In der zweiten Springer-Reihe herrscht Alarmstufe Rot
Österreichs Adler sind im Weltcup top, bei der zweiten Garnitur drückt aber der Schuh.

Foto © GEPAMario Innauer & Co. bereiten dem ÖSV Sorgen
Keine Frage, in Sachen Schispringen ist Österreich derzeit top - Loitzl, Schlierenzauer und Co. lassen mit ihren Erfolgen gar ihre alpinen Kollegen vor Neid erblassen. Trotzdem herrscht im "Adler-Horst" Alarmstufe Rot. Denn das Abschneiden der nationalen Gruppe bei der Tournee war enttäuschend. Da es auch im Continentalcup mäßig läuft, verlor Österreich im Weltcup erstmals seit Jahren den siebenten Startplatz. Dabei sah es vor kurzem noch so rosig aus. Doch was wurde aus den Hoffnungsträgern à la Arthur Pauli und Mario Innauer?

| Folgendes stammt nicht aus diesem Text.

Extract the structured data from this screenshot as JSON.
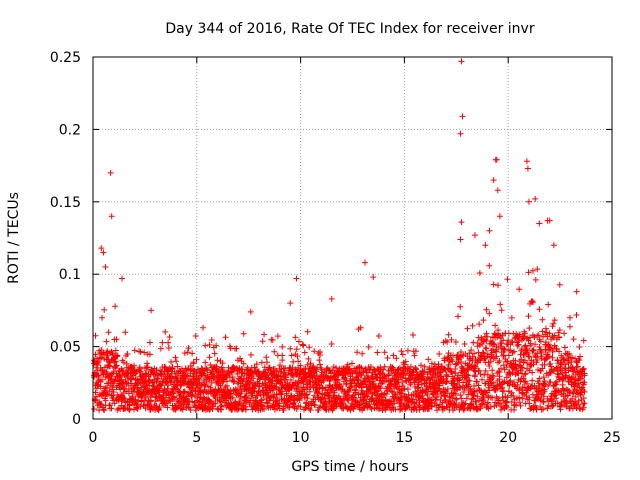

Verletzt. Pauli erlitt im Sommer bei einem Trainingssturz eine Gehirnerschütterung sowie eine Lungenquetschung. Das hinterließ Spuren: Der 19-Jährige musste wegen der in Folge aufgetreten Angst vorm Springen psychologische Hilfe in Anspruch nehmen und tastet sich nun via Continentalcup langsam wieder an die Weltspitze heran.
Schule abgebrochen. Noch komplizierter verhält es sich bei Innauer. Der Sohn vom ÖSV-Sportdirektor brach die Schule in Stams ab und hängte seine Bretter kurzfristig sogar an den Nagel. Am Erfolg seines einstigen Zimmerkollegen Gregor Schlierenzauer sei er nicht zerbrochen, betont Nick Huber, Trainer der zweiten Leistungsgruppe. "Mario ist vielmehr zum Mann gereift. Er ist jetzt bald 19, hat sechs Kilo zugenommen und dadurch hat sich auch die ganze Hebelwirkung in seinem Körper verschoben."
"Zeit geben". Papa Innauer gibt sich hinsichtlich seines Sohnemanns bedeckt. Nur so viel: "Man muss ihm Zeit geben. Aber ich traue ihm zu, dass er bald in den Continentalcup zurückkehrt." Gemeinsam mit Werner Rathmayr absolvierte Innauer Junior in Villach erst kürzlich wieder die ersten Sprünge, und angeblich soll auch Toni selbst schon mit seinem Sohn trainiert haben.